COSO report: Elevating compliance leads to more informed decision-making

The amount of risk a company is willing to take to achieve its goals—of profitability, sustainability, and more—is increasingly including compliance risk in its calculations.

The Committee of Sponsoring Organizations of the Treadway Commission (COSO), which has previously authored a widely accepted framework for compliance and ethics (C&E) programs, on Wednesday issued a fresh set of recommendations for how executives and managers can better identify, monitor, and mitigate compliance risks.

The report, called “Compliance Risk Management: Applying the COSO ERM Framework,” outlines how companies should realign their compliance functions so they can influence all aspects of compliance within an organization.

“A significant aspect of enterprise risk management (ERM) is its focus on creating, preserving, and realizing value,” the organization said in a press release accompanying the report. An effective compliance and ethics program can and should contribute to that value proposition, COSO said.

Many compliance departments are not independent but instead report to other departments, like legal, internal audit, or risk management. COSO recommends compliance be separated out into its own division, led by a chief compliance officer with an executive-level position.

“This independence is not generally required, but is rapidly emerging as a preferred practice due to the differing and sometimes conflicting responsibilities of the two functions,” the COSO report said.

CCOs should have regular and meaningful communication with company executives. For boards of directors to properly oversee compliance, they should consider forming compliance committees, similar to audit committees.

In many companies, the function of compliance is often spread out among various departments. While violations of the Foreign Corrupt Practices Act are generally considered under the purview of compliance, other compliance responsibilities—say, adhering to public accounting standards set by the Securities and Exchange Commission or following federal and state employment laws—might fall under other departments, like accounting or human resources.

“There is not a universally accepted definition for the scope of an organization’s C&E program. It can vary from one organization to another,” the COSO report said. “As a result, compliance with some laws and regulations may be primarily subject to the oversight of others, although the compliance function should always be prepared to serve an overarching role or to step in to assist or address issues if the others are unable or unwilling to properly manage the risk.”

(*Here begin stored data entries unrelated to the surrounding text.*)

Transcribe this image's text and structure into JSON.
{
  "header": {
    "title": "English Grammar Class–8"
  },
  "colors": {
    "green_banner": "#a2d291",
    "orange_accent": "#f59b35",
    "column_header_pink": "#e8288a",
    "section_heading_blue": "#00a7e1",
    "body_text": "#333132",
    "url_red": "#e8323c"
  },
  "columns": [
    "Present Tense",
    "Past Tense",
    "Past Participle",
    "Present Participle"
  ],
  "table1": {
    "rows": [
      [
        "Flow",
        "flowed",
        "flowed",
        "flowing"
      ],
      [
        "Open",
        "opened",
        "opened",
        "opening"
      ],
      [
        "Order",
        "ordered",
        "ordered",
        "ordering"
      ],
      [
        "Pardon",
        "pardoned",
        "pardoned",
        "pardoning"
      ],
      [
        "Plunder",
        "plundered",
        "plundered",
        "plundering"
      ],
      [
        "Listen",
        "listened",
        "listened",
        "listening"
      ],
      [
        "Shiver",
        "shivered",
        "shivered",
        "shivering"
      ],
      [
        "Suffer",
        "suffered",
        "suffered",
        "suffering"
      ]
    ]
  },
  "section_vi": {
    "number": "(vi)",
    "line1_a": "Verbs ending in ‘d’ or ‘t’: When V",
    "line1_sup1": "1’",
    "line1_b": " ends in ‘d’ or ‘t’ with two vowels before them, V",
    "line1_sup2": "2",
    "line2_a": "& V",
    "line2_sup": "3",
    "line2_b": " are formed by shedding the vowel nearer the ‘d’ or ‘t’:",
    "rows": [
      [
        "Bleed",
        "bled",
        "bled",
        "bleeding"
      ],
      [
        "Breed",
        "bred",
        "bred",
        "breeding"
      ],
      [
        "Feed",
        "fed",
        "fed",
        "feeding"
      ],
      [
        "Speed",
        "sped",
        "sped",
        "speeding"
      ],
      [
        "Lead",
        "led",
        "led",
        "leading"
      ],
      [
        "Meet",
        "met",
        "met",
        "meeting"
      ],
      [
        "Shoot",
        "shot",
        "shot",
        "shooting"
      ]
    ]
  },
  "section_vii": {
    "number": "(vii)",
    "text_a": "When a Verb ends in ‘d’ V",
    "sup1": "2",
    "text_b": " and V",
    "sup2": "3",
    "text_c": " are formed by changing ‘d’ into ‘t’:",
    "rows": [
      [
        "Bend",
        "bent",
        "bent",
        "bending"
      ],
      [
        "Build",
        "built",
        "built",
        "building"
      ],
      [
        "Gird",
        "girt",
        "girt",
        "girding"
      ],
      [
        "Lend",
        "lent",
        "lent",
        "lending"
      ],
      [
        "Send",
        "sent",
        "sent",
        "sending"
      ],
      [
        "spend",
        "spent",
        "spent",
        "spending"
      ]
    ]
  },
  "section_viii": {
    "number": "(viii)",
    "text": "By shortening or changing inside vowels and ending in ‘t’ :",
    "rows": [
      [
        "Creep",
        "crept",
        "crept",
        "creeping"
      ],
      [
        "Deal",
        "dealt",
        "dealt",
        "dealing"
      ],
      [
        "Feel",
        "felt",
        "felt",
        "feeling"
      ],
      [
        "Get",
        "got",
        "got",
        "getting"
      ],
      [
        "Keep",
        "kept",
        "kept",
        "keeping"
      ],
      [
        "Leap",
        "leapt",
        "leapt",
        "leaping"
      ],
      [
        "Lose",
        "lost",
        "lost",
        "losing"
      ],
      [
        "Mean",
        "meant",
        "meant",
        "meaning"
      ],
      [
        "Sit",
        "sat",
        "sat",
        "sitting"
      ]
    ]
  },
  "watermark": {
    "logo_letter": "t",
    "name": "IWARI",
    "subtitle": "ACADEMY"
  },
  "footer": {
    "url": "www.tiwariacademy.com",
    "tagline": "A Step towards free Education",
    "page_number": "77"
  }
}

Elevating compliance in this way will improve how a company can assess the risks associated with new ventures, as well as improving the monitoring of compliance within the organization as a whole.

The report also notes compliance is only as effective as a company’s management team wants it to be.

“It is important to understand that although virtually every employee plays a role in managing risk, the management/mitigation of compliance risk is primarily the responsibility of all management at all levels,” the report said. Tone at the top on the importance of ethical behavior among all employees is critical for an C&E program to be successful.

On the regulatory side, a strong C&E program is often a mitigating factor in an enforcement action.

Regulators who are assessing a company’s commitment to compliance, and “therefore its compliance with laws and regulations,” will first examine its organizational structure, the report said.

“Is the compliance function buried several layers down the organization chart? Or is it represented at a very high executive level? Stature also considers positioning of the CCO relative to other senior executives of an organization,” the report said.

Effective compliance programs are not static, either. They are periodically reviewed and altered as a company’s appetite for risk changes.

“For C&E programs to be effective, it is expected by regulators and others that organizations periodically assess the potential threats of legal, regulatory, and policy noncompliance, as well as ethical misconduct, so that the organization can take steps to manage these risks to acceptable levels,” the report said.